Why not just let the banks and bondholders eat the losses? After all, they're the ones who made the stupid loans, right? My inner populist wants to do exactly that, but my outer realist knows it won't happen. Why? Because banks and bondholders aren't aliens from outer space. There are us, whether we know it or not. In a future essay, I'll be hanging more specific numbers out there, but I can say this much: Most bonds, mortgage or otherwise, are owned by pension funds, mutual funds, insurance companies, and banks. And that's where our money is.
If those bonds go bad in a massive way, you'll see retirement funds go bust. You'll see insurance companies unable to pay claims, and raising rates in a major way. You'll see banks failing, which will mean that Federal Deposit Insurance Corp. -- guaranteed by the government -- will have to step in to pay off their depositors.
And that's only the beginning. When banks fail, businesses fail. When insurance companies close, people's hospital bills don't get paid and the hospitals close. Colleges pay a lot of their expenses from endowment funds that -- you guessed it -- hold mortgage bonds. It goes on and on and on. I really wish it was just a bunch of rich people in New York, Boston, Dallas, L.A., and San Francisco who were at risk. Unfortunately, the truth is very different.
Pretty much anyone or anything that has any money at all has mortgage investments, whether they know it or not. Mostly not, for now. Let them fail in a major way, and a whole lot of ordinary people are going to find out just how exposed they are and just how bad things can look. If the federal government can't contain this situation, "I love a surprise" will become an entire country's famous last words.
How do you bail out a whole country?
With great difficulty. If the federal government and the big banks can limit the losses to a few hundred billion dollars, I think they'll be able to pull it off. However, if the hatches aren't as watertight as we've been told, it's another story. It's a bit like the Titanic: As long as the gash wasn't too big, it really was unsinkable. And there was the matter of the watertight compartments, whose barriers stopped well below the deck.
When it comes to the mortgage crisis, the barriers are those loan classifications: prime, alt-a, and sub-prime. For now, we are told that they are entirely separate categories. But are they? As I noted in Bailout II, if things get dicey enough, some of those prime borrowers might start acting like alt-a and sub-prime borrowers. If enough of them do so, the game's over.
Even if a bailout works -- and I certainly have my doubts about that -- there is still the injustice of it all. Yes, we are all the holders of mortgages, but very few of us made the big bucks from writing fraudulent loans and using them to sell phony bonds. Even in an "optimistic disaster scenario" in which the bailout keeps the economy from falling off a cliff, millions of people will lose their houses and millions more will have paid too much to get in and will lose money getting out.
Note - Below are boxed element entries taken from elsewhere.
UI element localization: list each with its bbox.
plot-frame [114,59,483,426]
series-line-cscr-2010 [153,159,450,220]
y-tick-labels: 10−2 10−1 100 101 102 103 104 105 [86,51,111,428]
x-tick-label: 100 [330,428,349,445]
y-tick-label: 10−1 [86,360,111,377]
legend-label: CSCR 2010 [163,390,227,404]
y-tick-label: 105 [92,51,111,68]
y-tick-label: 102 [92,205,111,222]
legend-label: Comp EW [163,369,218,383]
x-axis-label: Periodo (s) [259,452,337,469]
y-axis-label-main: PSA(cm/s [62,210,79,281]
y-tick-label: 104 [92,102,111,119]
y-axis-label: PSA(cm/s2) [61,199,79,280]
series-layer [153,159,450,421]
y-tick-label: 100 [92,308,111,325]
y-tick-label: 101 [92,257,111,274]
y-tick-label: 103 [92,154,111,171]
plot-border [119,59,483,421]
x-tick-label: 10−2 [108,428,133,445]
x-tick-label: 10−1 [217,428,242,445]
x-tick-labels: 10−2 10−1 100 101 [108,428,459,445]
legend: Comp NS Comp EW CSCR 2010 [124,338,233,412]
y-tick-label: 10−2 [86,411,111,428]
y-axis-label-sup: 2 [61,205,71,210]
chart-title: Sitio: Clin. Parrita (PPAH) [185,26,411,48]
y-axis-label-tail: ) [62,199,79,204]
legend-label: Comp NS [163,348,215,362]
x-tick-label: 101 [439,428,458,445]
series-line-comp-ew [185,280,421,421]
Jobs will be lost, services will be cut, dreams (and more than a few people) will die, lives will be changed for the worse. Even in an optimistic scenario, there's going to be plenty of pain. I think it ought to be spread around, especially to those at the top who concocted and profited from the fraud and irresponsibility that caused it. I'll be writing more about that in the months and years to come.
1 comment:
I thought Sarbanes Oxley was supposed to stop all of this malfeasance? What is going on???